Надрать бы «жопесину» этому медийному выродку-карлику, да понятно, что все подобные мечтания отдают галлюциногенной фантасмагорией перезревшего инфантила. Хотя среди племен соседствующих видовых собратьев дело обыкновенное; 105-килограммовый натренированный «брателло» беспроблемно заставит жрать земельку 60-70-кг «уебана» с полубожественными амбициями и самбистским прошлым. Вот только это действительно в примитивных сообществах, не захламленных километровыми преградами из материализующейся интенсивности знаков, мерзостей сакрализованных субкультур, микровлияний власти, обретших прямо-таки туманообразное ощутимое бытие. Это уже не железная клетка «формалистской рациональности», а некий силиконово-дигитальный вольер, который невозможно разрушить самостоятельно, «грубым распилом». Нет, это усовершенствованная сверхтонкая (чуть ли не эзотерически «астральная», мифологичная) технология закрепощения, которую следует сокрушить лишь коллективно, не оставляя и фундамента прошлого. Но как много ужасов роятся в голове, как мы заранее оплакиваем возможные утраты, отторгая себя от заветного рубильника перемен. Наэлектризованные когнитивным напряжением, обуреваемые разностью интеллектуалистских потенциалов (героической совести и трусоватого конформизма), мы находим, облегчающий не классически путаннейшую антиномию, выход. Блин, это также просто как «вздрачнуть»… неудачливой обезьянке, не сумевшей в силу социального аутсайдерства найти самку для спаривания (прикольно, получилось, что кто-то дрочит обезьянке, - недостатки избыточного стиля, синтаксический абсурд безостановочной рефлексии). Да-да, перенестись на знаковый уровень – там и статус бойца сохраниться, да и полная безопасность обеспечена. Думается, что альфа-вожак будет «не против», если кто-то в уголку скромненько передергивает, мечтая об «олигархически-обезьяньих» гуриях; это ж вам не те старые гориллы-дебилоиды, которые были недовольны «запачканными деревцами и слегка подпорченной территорией».

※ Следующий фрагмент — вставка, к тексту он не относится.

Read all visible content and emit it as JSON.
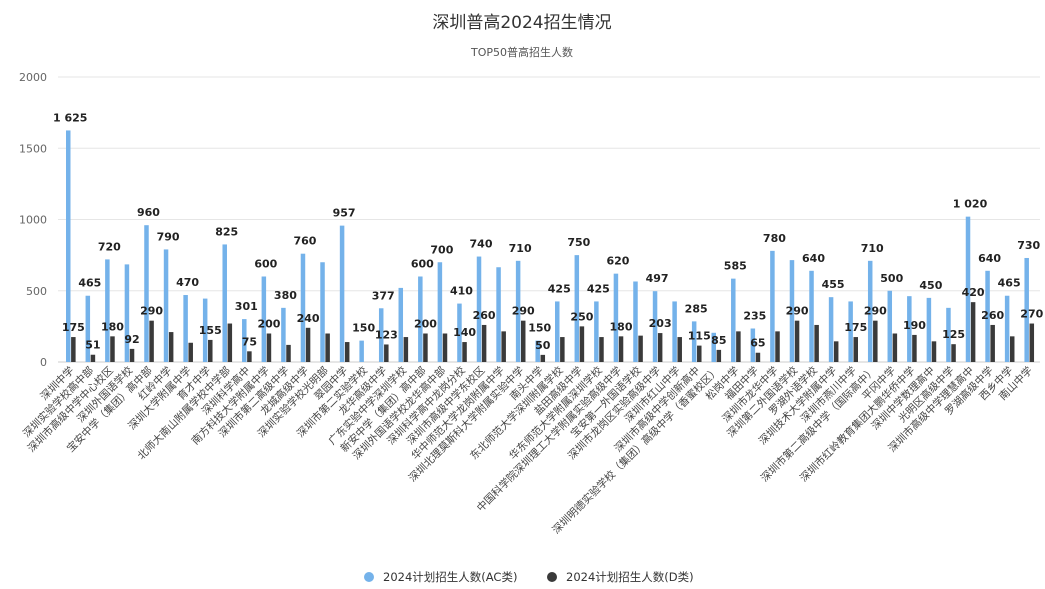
{
  "colors": {
    "ac": "#74b2ea",
    "d": "#3a3a3a"
  },
  "chart_data": {
    "type": "bar",
    "title": "深圳普高2024招生情况",
    "subtitle": "TOP50普高招生人数",
    "ylim": [
      0,
      2000
    ],
    "yticks": [
      0,
      500,
      1000,
      1500,
      2000
    ],
    "grid": true,
    "legend_position": "bottom-center",
    "categories": [
      "深圳中学",
      "深圳实验学校高中部",
      "深圳市高级中学中心校区",
      "深圳外国语学校",
      "宝安中学（集团）高中部",
      "红岭中学",
      "深圳大学附属中学",
      "育才中学",
      "北师大南山附属学校中学部",
      "深圳科学高中",
      "南方科技大学附属中学",
      "深圳市第二高级中学",
      "龙城高级中学",
      "深圳实验学校光明部",
      "翠园中学",
      "深圳市第二实验学校",
      "龙华高级中学",
      "广东实验中学深圳学校",
      "新安中学（集团）高中部",
      "深圳外国语学校龙华高中部",
      "深圳科学高中龙岗分校",
      "深圳市高级中学东校区",
      "华中师范大学龙岗附属中学",
      "深圳北理莫斯科大学附属实验中学",
      "南头中学",
      "东北师范大学深圳附属学校",
      "盐田高级中学",
      "华东师范大学附属深圳学校",
      "中国科学院深圳理工大学附属实验高级中学",
      "宝安第一外国语学校",
      "深圳市龙岗区实验高级中学",
      "深圳市红山中学",
      "深圳市高级中学创新高中",
      "深圳明德实验学校（集团）高级中学（香蜜校区）",
      "松岗中学",
      "福田中学",
      "深圳市龙华中学",
      "深圳第二外国语学校",
      "罗湖外语学校",
      "深圳技术大学附属中学",
      "深圳市燕川中学",
      "深圳市第二高级中学（国际高中）",
      "平冈中学",
      "深圳市红岭教育集团大鹏华侨中学",
      "深圳中学数理高中",
      "光明区高级中学",
      "深圳市高级中学理慧高中",
      "罗湖高级中学",
      "西乡中学",
      "南山中学"
    ],
    "series": [
      {
        "name": "2024计划招生人数(AC类)",
        "values": [
          1625,
          465,
          720,
          685,
          960,
          790,
          470,
          445,
          825,
          301,
          600,
          380,
          760,
          700,
          957,
          150,
          377,
          520,
          600,
          700,
          410,
          740,
          665,
          710,
          150,
          425,
          750,
          425,
          620,
          565,
          497,
          425,
          285,
          205,
          585,
          235,
          780,
          715,
          640,
          455,
          425,
          710,
          500,
          462,
          450,
          380,
          1020,
          640,
          465,
          730
        ]
      },
      {
        "name": "2024计划招生人数(D类)",
        "values": [
          175,
          51,
          180,
          92,
          290,
          210,
          135,
          155,
          270,
          75,
          200,
          120,
          240,
          200,
          140,
          0,
          123,
          175,
          200,
          200,
          140,
          260,
          215,
          290,
          50,
          175,
          250,
          175,
          180,
          185,
          203,
          175,
          115,
          85,
          215,
          65,
          215,
          290,
          260,
          145,
          175,
          290,
          200,
          190,
          145,
          125,
          420,
          260,
          180,
          270
        ]
      }
    ],
    "ac_labels": [
      {
        "i": 0,
        "text": "1 625"
      },
      {
        "i": 1,
        "text": "465"
      },
      {
        "i": 2,
        "text": "720"
      },
      {
        "i": 4,
        "text": "960"
      },
      {
        "i": 5,
        "text": "790"
      },
      {
        "i": 6,
        "text": "470"
      },
      {
        "i": 8,
        "text": "825"
      },
      {
        "i": 9,
        "text": "301"
      },
      {
        "i": 10,
        "text": "600"
      },
      {
        "i": 11,
        "text": "380"
      },
      {
        "i": 12,
        "text": "760"
      },
      {
        "i": 14,
        "text": "957"
      },
      {
        "i": 15,
        "text": "150"
      },
      {
        "i": 16,
        "text": "377"
      },
      {
        "i": 18,
        "text": "600"
      },
      {
        "i": 19,
        "text": "700"
      },
      {
        "i": 20,
        "text": "410"
      },
      {
        "i": 21,
        "text": "740"
      },
      {
        "i": 23,
        "text": "710"
      },
      {
        "i": 24,
        "text": "150"
      },
      {
        "i": 25,
        "text": "425"
      },
      {
        "i": 26,
        "text": "750"
      },
      {
        "i": 27,
        "text": "425"
      },
      {
        "i": 28,
        "text": "620"
      },
      {
        "i": 30,
        "text": "497"
      },
      {
        "i": 32,
        "text": "285"
      },
      {
        "i": 34,
        "text": "585"
      },
      {
        "i": 35,
        "text": "235"
      },
      {
        "i": 36,
        "text": "780"
      },
      {
        "i": 38,
        "text": "640"
      },
      {
        "i": 39,
        "text": "455"
      },
      {
        "i": 41,
        "text": "710"
      },
      {
        "i": 42,
        "text": "500"
      },
      {
        "i": 44,
        "text": "450"
      },
      {
        "i": 46,
        "text": "1 020"
      },
      {
        "i": 47,
        "text": "640"
      },
      {
        "i": 48,
        "text": "465"
      },
      {
        "i": 49,
        "text": "730"
      }
    ],
    "d_labels": [
      {
        "i": 0,
        "text": "175"
      },
      {
        "i": 1,
        "text": "51"
      },
      {
        "i": 2,
        "text": "180"
      },
      {
        "i": 3,
        "text": "92"
      },
      {
        "i": 4,
        "text": "290"
      },
      {
        "i": 7,
        "text": "155"
      },
      {
        "i": 9,
        "text": "75"
      },
      {
        "i": 10,
        "text": "200"
      },
      {
        "i": 12,
        "text": "240"
      },
      {
        "i": 16,
        "text": "123"
      },
      {
        "i": 18,
        "text": "200"
      },
      {
        "i": 20,
        "text": "140"
      },
      {
        "i": 21,
        "text": "260"
      },
      {
        "i": 23,
        "text": "290"
      },
      {
        "i": 24,
        "text": "50"
      },
      {
        "i": 26,
        "text": "250"
      },
      {
        "i": 28,
        "text": "180"
      },
      {
        "i": 30,
        "text": "203"
      },
      {
        "i": 32,
        "text": "115"
      },
      {
        "i": 33,
        "text": "85"
      },
      {
        "i": 35,
        "text": "65"
      },
      {
        "i": 37,
        "text": "290"
      },
      {
        "i": 40,
        "text": "175"
      },
      {
        "i": 41,
        "text": "290"
      },
      {
        "i": 43,
        "text": "190"
      },
      {
        "i": 45,
        "text": "125"
      },
      {
        "i": 46,
        "text": "420"
      },
      {
        "i": 47,
        "text": "260"
      },
      {
        "i": 49,
        "text": "270"
      }
    ]
  }
}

«Спуститься в знаки» - вот вам самое эффективное гуманистическое орудие; сколько жизней было спасено представленным обездвиживанием, сколько неудовлетворенных мозгов смирилось с дефицитом благ. А то, что на словах действительность «румяней и белей», - старая очевидность; знаки пытаются либо затемнить, либо осветлить реалии, но ни в коем случае ни дескрибировать на глаз серенькое окружение. Расставить повсюду ловушки, но намеренно отторгаться от ловли. Так, у нас остается надежда, довольство нищенским комфортом, нигилистичный оптимизм, отвергающий все, кроме отчуждающего покоя – деградирующего спокойствия. Бедненькая слабосильная обезьянка, оказавшись средь громад новоиспеченных технологем, ею же изобретенных, потерялась. И, конечно, загвоздка не в черепашьей рецессии ее продвижения (допустим, усовершенствования ее телесности), в отличие от фальсифицируемых гигантских скоростей силиконово-кремниевой индустрии. Нет, пугливое рыльце страшливо щурится на придуманные ей же, но вышедшие из-под контроля ничейные «голограммы» власти, разбросанные «по миру» иллюзии автократии. Вот она и бьется как искусный мим о невидимые стены правил и прерогатив, - «вот обезьяна», самонатренированное первертивное животное. Кто-то скажет – это ж результат крайне дифференцированного правового социума, где всегда недостатки тонко впечатанной дисциплины соседствует с достоинствами усиленной безопасности и комфорта. Да, надев прозрачные колпаки, мы пытались не навредить Другому, но из оков этого занимательного действа, вскоре плавно перетекли в борьбу с достоинством собственной жизни, закрепостив себя в позе ни на что не претендующей жертвы…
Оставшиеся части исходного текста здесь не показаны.